Usually when I write about getting “representation” on-screen I’m talking about the gay stuff – like when Call Me By Your Name knocked me flat with its warmly lyrical depiction of a neurotic gayling’s first same-sex longings. And there was gay stuff at Sundance this year that I felt deep in my bones – the darkly funny internalized homophobia of Sebastián Silva’s Rotting in the Sun squarely hit the mark. But no movie felt more like a mirror at this year’s fest than did writer-director Laurel Parmet’s debut film The Starling Girl, which explores the world of rural Christian fundamentalism with the crystal cold precision of one who barely survived that very thing. I speak from my own experience…
The Starling Girl stars up-and-comer Eliza Scanlen. Though “up-and-comer” only fits if you haven’t been paying attention after a string of stellar turns in Little Women and Babyteeth and Sharp Objects. In short she’s very much arrived and is worth actively seeking out every time she works. Here she’s playing Jem Starling, a deeply and seriously religious 17-year-old who’s firmly ensconced in a like-minded community.

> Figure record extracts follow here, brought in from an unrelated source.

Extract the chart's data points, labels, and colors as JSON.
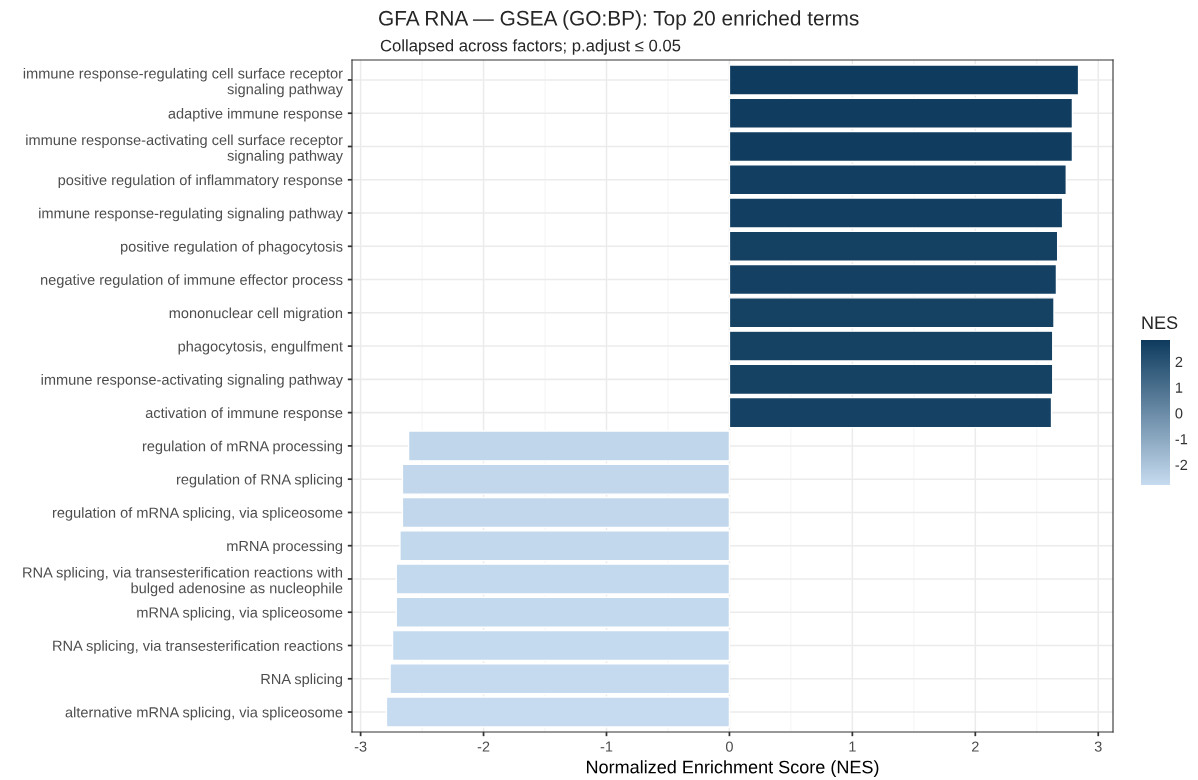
{
  "chart_data": {
    "type": "bar",
    "orientation": "horizontal",
    "title": "GFA RNA — GSEA (GO:BP): Top 20 enriched terms",
    "subtitle": "Collapsed across factors; p.adjust ≤ 0.05",
    "xlabel": "Normalized Enrichment Score (NES)",
    "clabel": "NES",
    "categories": [
      "immune response-regulating cell surface receptor\nsignaling pathway",
      "adaptive immune response",
      "immune response-activating cell surface receptor\nsignaling pathway",
      "positive regulation of inflammatory response",
      "immune response-regulating signaling pathway",
      "positive regulation of phagocytosis",
      "negative regulation of immune effector process",
      "mononuclear cell migration",
      "phagocytosis, engulfment",
      "immune response-activating signaling pathway",
      "activation of immune response",
      "regulation of mRNA processing",
      "regulation of RNA splicing",
      "regulation of mRNA splicing, via spliceosome",
      "mRNA processing",
      "RNA splicing, via transesterification reactions with\nbulged adenosine as nucleophile",
      "mRNA splicing, via spliceosome",
      "RNA splicing, via transesterification reactions",
      "RNA splicing",
      "alternative mRNA splicing, via spliceosome"
    ],
    "values": [
      2.84,
      2.79,
      2.79,
      2.74,
      2.71,
      2.67,
      2.66,
      2.64,
      2.63,
      2.63,
      2.62,
      -2.61,
      -2.66,
      -2.66,
      -2.68,
      -2.71,
      -2.71,
      -2.74,
      -2.76,
      -2.79
    ],
    "colors": [
      "#0e3b5e",
      "#103c5f",
      "#103c5f",
      "#113e61",
      "#123f61",
      "#144062",
      "#144063",
      "#154163",
      "#154163",
      "#154163",
      "#154164",
      "#c0d6ea",
      "#c2d7ec",
      "#c2d7ec",
      "#c2d8ec",
      "#c3d9ed",
      "#c3d9ed",
      "#c4daee",
      "#c5daee",
      "#c6dbef"
    ],
    "xlim": [
      -3.07,
      3.12
    ],
    "xticks": [
      -3,
      -2,
      -1,
      0,
      1,
      2,
      3
    ],
    "clim": [
      -2.79,
      2.84
    ],
    "cticks": [
      -2,
      -1,
      0,
      1,
      2
    ],
    "grid": true
  }
}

Trapped amid the tumult of hormonal confusion rubbing abrasively against her church’s teachings, her growth’s been stunted. Outwardly Jem shows a pious lack of interest in her family’s pressure to begin “courting” with a nice boy her age. Yet you can tell by her longing glances at the older preacher’s son Owen (a doggedly excellent Lewis Pullman) that her secret places are stirring. Owen, an engaged man who was spreading the gospel in Puerto Rico, came back with some wacky ideas that are wildly out-of-place in Kentucky. But they appeal to and simultaneously terrify Jem, whose own fire finds itself channeled into the youth dance group where she keeps getting in trouble for standing out just a whisper too much.
Parmet ratchets up these tensions until something’s bound to pop, showing a profound and lived-in understanding of what it feels like for a girl (or a boy, in my personal instance) whose desires lead them astray from the path set before them by insistently well-meaning people who keep pushing them a certain way. The wrong way for that girl or boy. The way morality’s wielded like a cudgel to stamp out nonconformity – the way “joy” itself is commodified and sanded down to something as safe as its is meaningless; a plain pie crust at a bake-sale.
It’s not as if we haven’t seen this tale of oppressive religion duking it out with teenage coming-of-age before, but there’s something truly electric about The Starling Girl all the same. Perhaps it’s just the fierce and fearless turns from Scanlen and Pullman, who generate real heat even as the film relentlessly side-eyes the askew power dynamics at hand. (There’s also fine work from the ever-reliable Jimmi Simpson, playing Jem’s father who’s going through his own tumult in the wake of an old friend’s death.) But I think the film’s success is as simple as how exquisitely honest the world Laurel Parmet paints feels, all the way from the long sleeves to the tut-tutting acquaintances Yes, this was that. This was how it was. And lord I don’t miss you.